Even with 1,000 samples, our estimates still have some error, but let's take them as true for the moment. The estimates I obtained were 0.371, 0.179, 0.181, and 0.269. Because our four phenotypes are combinations of two binary traits (large v small, striped v spotted), we can ask whether the states of these characters are independent of one another or not.
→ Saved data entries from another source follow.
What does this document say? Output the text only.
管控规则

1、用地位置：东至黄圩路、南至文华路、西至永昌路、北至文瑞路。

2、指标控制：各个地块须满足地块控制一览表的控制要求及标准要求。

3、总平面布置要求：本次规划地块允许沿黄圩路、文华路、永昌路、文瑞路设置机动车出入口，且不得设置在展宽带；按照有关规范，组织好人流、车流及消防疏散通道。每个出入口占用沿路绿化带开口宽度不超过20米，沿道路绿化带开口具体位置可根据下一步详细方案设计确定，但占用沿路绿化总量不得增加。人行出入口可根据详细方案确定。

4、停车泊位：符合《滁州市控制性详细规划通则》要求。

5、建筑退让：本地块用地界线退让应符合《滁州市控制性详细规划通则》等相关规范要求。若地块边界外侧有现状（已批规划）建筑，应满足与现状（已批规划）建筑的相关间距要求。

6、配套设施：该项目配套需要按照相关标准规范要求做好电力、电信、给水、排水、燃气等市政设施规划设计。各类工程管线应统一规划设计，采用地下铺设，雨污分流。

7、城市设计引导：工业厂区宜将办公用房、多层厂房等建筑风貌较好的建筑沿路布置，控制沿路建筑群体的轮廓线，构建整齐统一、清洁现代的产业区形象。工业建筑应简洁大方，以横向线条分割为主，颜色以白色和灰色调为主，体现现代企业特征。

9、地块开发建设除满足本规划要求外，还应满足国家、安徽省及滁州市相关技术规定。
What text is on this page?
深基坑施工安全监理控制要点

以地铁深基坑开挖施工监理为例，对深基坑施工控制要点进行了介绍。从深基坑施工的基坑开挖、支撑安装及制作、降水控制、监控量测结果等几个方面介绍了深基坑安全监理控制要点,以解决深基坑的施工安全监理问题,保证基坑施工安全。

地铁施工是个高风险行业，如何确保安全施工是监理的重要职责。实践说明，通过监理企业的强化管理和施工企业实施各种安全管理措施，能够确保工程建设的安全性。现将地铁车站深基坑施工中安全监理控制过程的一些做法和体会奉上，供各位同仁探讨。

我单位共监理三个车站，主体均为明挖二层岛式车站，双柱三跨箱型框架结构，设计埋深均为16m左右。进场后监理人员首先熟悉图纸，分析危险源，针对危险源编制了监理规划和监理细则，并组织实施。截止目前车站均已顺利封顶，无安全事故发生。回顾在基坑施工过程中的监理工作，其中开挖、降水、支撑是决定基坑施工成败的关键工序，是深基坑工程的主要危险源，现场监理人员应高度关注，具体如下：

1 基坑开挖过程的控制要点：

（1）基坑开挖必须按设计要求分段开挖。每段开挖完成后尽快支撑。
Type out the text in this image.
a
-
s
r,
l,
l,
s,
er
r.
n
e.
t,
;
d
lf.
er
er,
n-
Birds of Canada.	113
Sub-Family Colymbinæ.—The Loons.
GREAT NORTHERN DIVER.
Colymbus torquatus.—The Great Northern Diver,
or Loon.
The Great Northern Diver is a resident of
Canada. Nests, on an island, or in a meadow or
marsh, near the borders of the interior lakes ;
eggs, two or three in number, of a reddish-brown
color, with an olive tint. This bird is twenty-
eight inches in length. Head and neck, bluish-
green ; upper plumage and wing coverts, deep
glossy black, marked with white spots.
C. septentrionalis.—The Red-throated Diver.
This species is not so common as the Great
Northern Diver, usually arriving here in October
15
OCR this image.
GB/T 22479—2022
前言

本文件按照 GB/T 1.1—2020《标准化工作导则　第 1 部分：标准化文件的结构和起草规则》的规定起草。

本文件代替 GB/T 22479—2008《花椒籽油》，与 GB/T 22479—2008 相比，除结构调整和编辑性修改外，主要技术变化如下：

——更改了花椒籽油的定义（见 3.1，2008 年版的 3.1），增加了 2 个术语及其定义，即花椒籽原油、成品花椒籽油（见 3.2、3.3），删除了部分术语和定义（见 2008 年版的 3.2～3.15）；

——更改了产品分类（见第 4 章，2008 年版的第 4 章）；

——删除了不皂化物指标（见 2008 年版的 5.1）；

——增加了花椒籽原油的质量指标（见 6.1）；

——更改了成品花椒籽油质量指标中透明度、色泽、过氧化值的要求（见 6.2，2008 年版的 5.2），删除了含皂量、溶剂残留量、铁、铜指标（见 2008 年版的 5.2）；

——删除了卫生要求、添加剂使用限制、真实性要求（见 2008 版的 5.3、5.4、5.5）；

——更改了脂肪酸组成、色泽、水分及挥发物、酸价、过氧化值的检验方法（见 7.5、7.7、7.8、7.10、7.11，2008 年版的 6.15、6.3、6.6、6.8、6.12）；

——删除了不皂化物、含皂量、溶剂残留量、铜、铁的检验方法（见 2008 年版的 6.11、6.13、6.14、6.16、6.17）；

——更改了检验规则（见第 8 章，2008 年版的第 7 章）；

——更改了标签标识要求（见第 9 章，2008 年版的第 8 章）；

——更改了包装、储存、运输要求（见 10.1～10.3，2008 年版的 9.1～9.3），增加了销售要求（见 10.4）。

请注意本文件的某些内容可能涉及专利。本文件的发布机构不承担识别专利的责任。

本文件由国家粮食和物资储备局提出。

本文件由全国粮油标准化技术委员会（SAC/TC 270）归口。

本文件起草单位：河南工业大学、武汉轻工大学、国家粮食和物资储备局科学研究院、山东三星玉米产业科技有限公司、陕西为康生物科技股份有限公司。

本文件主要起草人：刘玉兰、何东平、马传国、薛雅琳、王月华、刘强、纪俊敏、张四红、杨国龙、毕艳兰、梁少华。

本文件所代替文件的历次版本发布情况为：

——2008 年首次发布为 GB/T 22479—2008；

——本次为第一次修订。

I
A basic axiom of probability is that if two characters are independent of one another, their joint probability can be obtained by multiplying their individual probabilities. In our case, we can examine the independence of large and striped. To find the overall probability of the event large, we need to add the probabilities of "large_striped" and "large_spotted".
phenoFreqs = [0.371,0.179,0.181,0.269]
pLarge = phenoFreqs[1] + phenoFreqs[3]
pLarge
We can obtain the overall probability of striped by adding the probabilities of "large_striped" and "small_striped".
pStriped = phenoFreqs[1] + phenoFreqs[2]
pStriped
If these states are independent, then the joint probability of the two conditions together should be given by
pLargeStriped_ind = pLarge * pStriped
pLargeStriped_ind
How does this value compare to the frequency that was actually observed for that combination? Do you think these traits are independent?
Let's do similar calculations for the other traits.
pSmall = phenoFreqs[2] + phenoFreqs[4]
pSmall
pSpotted = phenoFreqs[3] + phenoFreqs[4]
pSpotted
pSmallStriped_ind = pSmall * pStriped
pSmallStriped_ind
pLargeSpotted_ind = pLarge * pSpotted
pLargeSpotted_ind
pSmallSpotted_ind = pSmall * pSpotted
pSmallSpotted_ind
Now, comparing all four of these expected phenotype frequencies to those estimated from sampling above, what do you notice? If there are differences, what do they suggest about the (in)dependence of the two traits in this population?
We can also calculate the joint probability of two events without assuming that they are independent. To do so, we use conditional probabilities.
To do these calculations, we'll need to calculate a couple of new values. These are the conditional probabilities.
These can be read as "the probability of being large, given that an individual is striped" or "the probability of being striped, given that an individual is large". To calculate P(large|striped) we can take the frequency of large, striped individuals that we've sampled and divide it by the total frequency of all striped individuals.
pLargeGivenStriped = phenoFreqs[1]/pStriped
pLargeGivenStriped
Conditional probabilites are very important for Bayesian inference, which we'll talk about soon.